PD never really learned how to be a dog. I’m sure there are a lot of doggy lessons out there that his mother just didn’t have time to teach him.
But he did learn how to attach himself to me. I took PD to work with me and kept him in a crate in my office under my desk. How strange this must have seemed for my counseling clients. I’m sure they could hear him move around and see his little bright eyes shining out from behind the crate door. Only one client ever asked me about what was in the crate.
I had a small pen built for PD so that I could let him go outside for a little exercise, and as a place he could go to take care of business.
PD quickly took up residence in my heart and in Wife’s heart. We bought him stuffed toys to snuggle on and to play with. That was fine for a while. But PD would also try to suckle them. And then he developed the disturbing habit of humping on them.
Before we bought PD, we had read a couple books on raising dachshunds. One of the books suggested we get down on the floor to get an idea of what the house looked like from a dachshund’s point of view. There wasn’t much he would be able to reach. We knew that ramps would be coming into the house to help him up on the couch.
I began to wonder about house breaking PD. We lived in an old house on pier and beam.
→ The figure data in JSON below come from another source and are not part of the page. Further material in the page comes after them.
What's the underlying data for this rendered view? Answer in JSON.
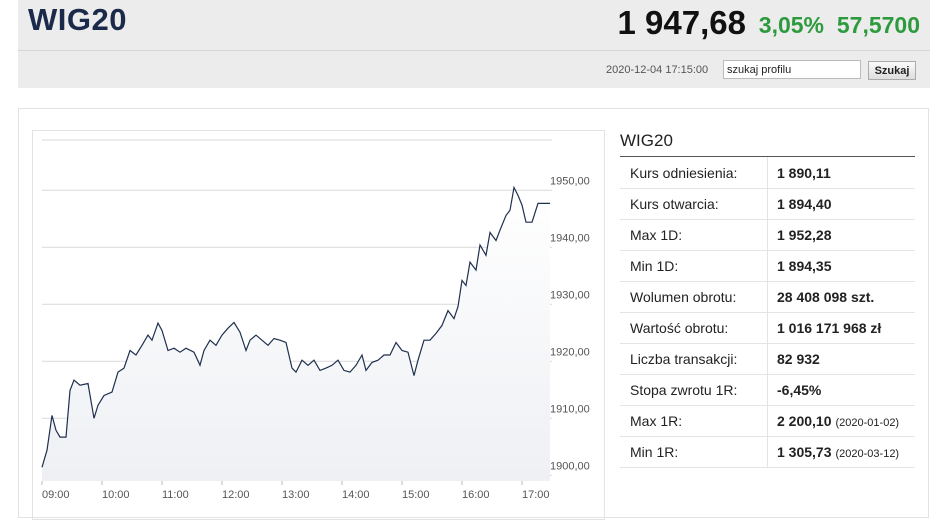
{
  "header": {
    "title": "WIG20",
    "price": "1 947,68",
    "change_pct": "3,05%",
    "change": "57,5700",
    "timestamp": "2020-12-04 17:15:00",
    "search_placeholder": "szukaj profilu",
    "search_button": "Szukaj"
  },
  "chart_data": {
    "type": "line",
    "color": "#1f2f4f",
    "area_color": "#f2f4f8",
    "grid": true,
    "x": [
      "09:00",
      "09:05",
      "09:10",
      "09:14",
      "09:18",
      "09:24",
      "09:28",
      "09:32",
      "09:38",
      "09:46",
      "09:52",
      "09:56",
      "10:02",
      "10:10",
      "10:16",
      "10:22",
      "10:28",
      "10:34",
      "10:40",
      "10:46",
      "10:50",
      "10:56",
      "11:00",
      "11:06",
      "11:12",
      "11:18",
      "11:24",
      "11:32",
      "11:38",
      "11:42",
      "11:48",
      "11:54",
      "12:00",
      "12:06",
      "12:12",
      "12:18",
      "12:24",
      "12:28",
      "12:34",
      "12:40",
      "12:46",
      "12:52",
      "12:58",
      "13:04",
      "13:10",
      "13:14",
      "13:20",
      "13:26",
      "13:32",
      "13:38",
      "13:44",
      "13:50",
      "13:56",
      "14:02",
      "14:08",
      "14:14",
      "14:20",
      "14:24",
      "14:30",
      "14:36",
      "14:42",
      "14:48",
      "14:54",
      "15:00",
      "15:06",
      "15:12",
      "15:16",
      "15:22",
      "15:28",
      "15:34",
      "15:40",
      "15:46",
      "15:52",
      "15:56",
      "16:00",
      "16:04",
      "16:08",
      "16:14",
      "16:18",
      "16:24",
      "16:28",
      "16:34",
      "16:38",
      "16:44",
      "16:48",
      "16:52",
      "16:56",
      "17:00",
      "17:04",
      "17:10",
      "17:16",
      "17:28"
    ],
    "values": [
      1901.4,
      1904.4,
      1910.5,
      1907.9,
      1906.7,
      1906.7,
      1914.9,
      1916.7,
      1915.8,
      1916.1,
      1910.0,
      1912.3,
      1914.0,
      1914.6,
      1918.1,
      1918.8,
      1921.9,
      1921.1,
      1922.8,
      1924.6,
      1923.7,
      1926.7,
      1925.4,
      1921.9,
      1922.3,
      1921.6,
      1922.3,
      1921.6,
      1919.3,
      1921.9,
      1923.7,
      1922.8,
      1924.6,
      1925.8,
      1926.8,
      1925.1,
      1921.9,
      1923.7,
      1924.6,
      1923.7,
      1922.8,
      1924.0,
      1923.7,
      1923.3,
      1918.8,
      1918.1,
      1920.2,
      1919.3,
      1920.2,
      1918.4,
      1918.8,
      1919.3,
      1920.2,
      1918.4,
      1918.1,
      1919.3,
      1921.1,
      1918.4,
      1919.8,
      1920.2,
      1921.1,
      1921.1,
      1923.3,
      1921.9,
      1921.6,
      1917.5,
      1920.2,
      1923.7,
      1923.7,
      1924.9,
      1926.3,
      1928.9,
      1927.5,
      1929.6,
      1934.2,
      1933.3,
      1937.4,
      1936.0,
      1940.4,
      1938.6,
      1942.6,
      1941.2,
      1943.0,
      1945.6,
      1946.5,
      1950.5,
      1949.1,
      1947.4,
      1944.4,
      1944.4,
      1947.7,
      1947.7
    ],
    "xlim": [
      "09:00",
      "17:30"
    ],
    "xticks": [
      "09:00",
      "10:00",
      "11:00",
      "12:00",
      "13:00",
      "14:00",
      "15:00",
      "16:00",
      "17:00"
    ],
    "ylim": [
      1899,
      1959
    ],
    "yticks": [
      {
        "value": 1900,
        "label": "1900,00"
      },
      {
        "value": 1910,
        "label": "1910,00"
      },
      {
        "value": 1920,
        "label": "1920,00"
      },
      {
        "value": 1930,
        "label": "1930,00"
      },
      {
        "value": 1940,
        "label": "1940,00"
      },
      {
        "value": 1950,
        "label": "1950,00"
      }
    ]
  },
  "table": {
    "title": "WIG20",
    "rows": [
      {
        "label": "Kurs odniesienia:",
        "value": "1 890,11"
      },
      {
        "label": "Kurs otwarcia:",
        "value": "1 894,40"
      },
      {
        "label": "Max 1D:",
        "value": "1 952,28"
      },
      {
        "label": "Min 1D:",
        "value": "1 894,35"
      },
      {
        "label": "Wolumen obrotu:",
        "value": "28 408 098 szt."
      },
      {
        "label": "Wartość obrotu:",
        "value": "1 016 171 968 zł"
      },
      {
        "label": "Liczba transakcji:",
        "value": "82 932"
      },
      {
        "label": "Stopa zwrotu 1R:",
        "value": "-6,45%"
      },
      {
        "label": "Max 1R:",
        "value": "2 200,10",
        "note": "(2020-01-02)"
      },
      {
        "label": "Min 1R:",
        "value": "1 305,73",
        "note": "(2020-03-12)"
      }
    ]
  }
}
The house sat about four feet above the ground. The steps were really tall. And PD was really short. We figured that we would just carry him up and down the steps until he got tall enough to climb the steps himself. But before he could go outside, PD had to let us know that he wanted to go outside. I wasn’t at all sure how he would communicate his needs to us.
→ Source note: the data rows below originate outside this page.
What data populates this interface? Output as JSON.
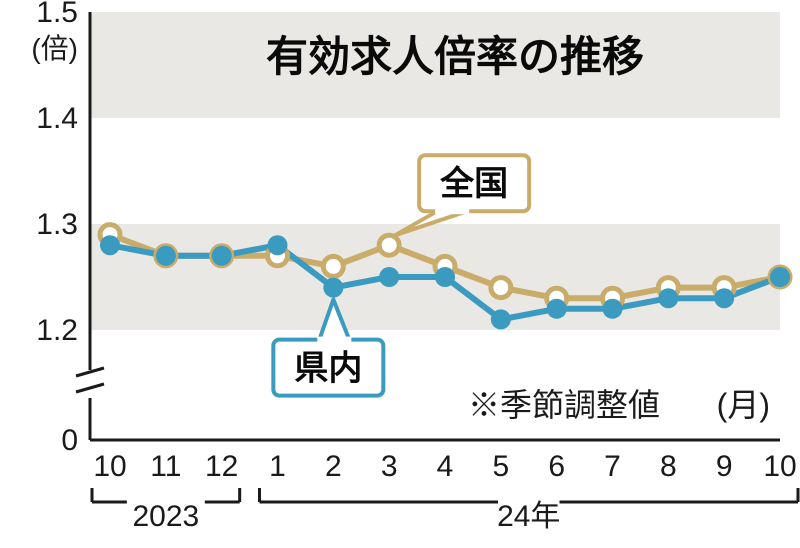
{
  "chart": {
    "type": "line",
    "title": "有効求人倍率の推移",
    "title_fontsize": 42,
    "y_unit_label": "(倍)",
    "y_unit_fontsize": 28,
    "note": "※季節調整値",
    "x_unit_label": "(月)",
    "note_fontsize": 32,
    "background_color": "#ffffff",
    "band_color": "#e9e8e4",
    "axis_color": "#1a1a1a",
    "y_ticks": [
      "1.5",
      "1.4",
      "1.3",
      "1.2",
      "0"
    ],
    "y_tick_values": [
      1.5,
      1.4,
      1.3,
      1.2,
      0
    ],
    "y_break_between": [
      1.2,
      0
    ],
    "ylim_top": 1.5,
    "ylim_visual_bottom": 1.15,
    "x_labels": [
      "10",
      "11",
      "12",
      "1",
      "2",
      "3",
      "4",
      "5",
      "6",
      "7",
      "8",
      "9",
      "10"
    ],
    "x_year_groups": [
      {
        "label": "2023",
        "start_idx": 0,
        "end_idx": 2
      },
      {
        "label": "24年",
        "start_idx": 3,
        "end_idx": 12
      }
    ],
    "x_fontsize": 30,
    "year_fontsize": 30,
    "series": [
      {
        "name": "全国",
        "callout_label": "全国",
        "data": [
          1.29,
          1.27,
          1.27,
          1.27,
          1.26,
          1.28,
          1.26,
          1.24,
          1.23,
          1.23,
          1.24,
          1.24,
          1.25
        ],
        "line_color": "#c9ac6a",
        "line_width": 6,
        "marker": "circle-open",
        "marker_size": 10,
        "marker_fill": "#ffffff",
        "marker_stroke": "#c9ac6a",
        "marker_stroke_width": 5,
        "callout_anchor_idx": 5
      },
      {
        "name": "県内",
        "callout_label": "県内",
        "data": [
          1.28,
          1.27,
          1.27,
          1.28,
          1.24,
          1.25,
          1.25,
          1.21,
          1.22,
          1.22,
          1.23,
          1.23,
          1.25
        ],
        "line_color": "#3a9ac0",
        "line_width": 6,
        "marker": "circle",
        "marker_size": 10,
        "marker_fill": "#3a9ac0",
        "marker_stroke": "#3a9ac0",
        "marker_stroke_width": 0,
        "callout_anchor_idx": 4
      }
    ],
    "callout_box_stroke_national": "#c9ac6a",
    "callout_box_stroke_prefecture": "#3a9ac0",
    "callout_fontsize": 34
  }
}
I shouldn’t have worried. PD, it turns out, is a great communicator. He quickly figured out that outside is where we wanted him to do his business. Then he learned how to knock on the door. Really! PD would go to the door, and scratch or knock. If the door was partly opened, it would bang against the door frame, and it sounded like he was knocking to be let outside. PD can also open doors if they are partially open. He’ll use his paw or nose to get the door open. If he knocks, and no one lets him through the door, he knows to escalate to the next level. PD barks. One thing about being an only puppy, you get used to getting all of the attention. And you get used to having your way.
Is PD spoiled? Oh dear, what have we done?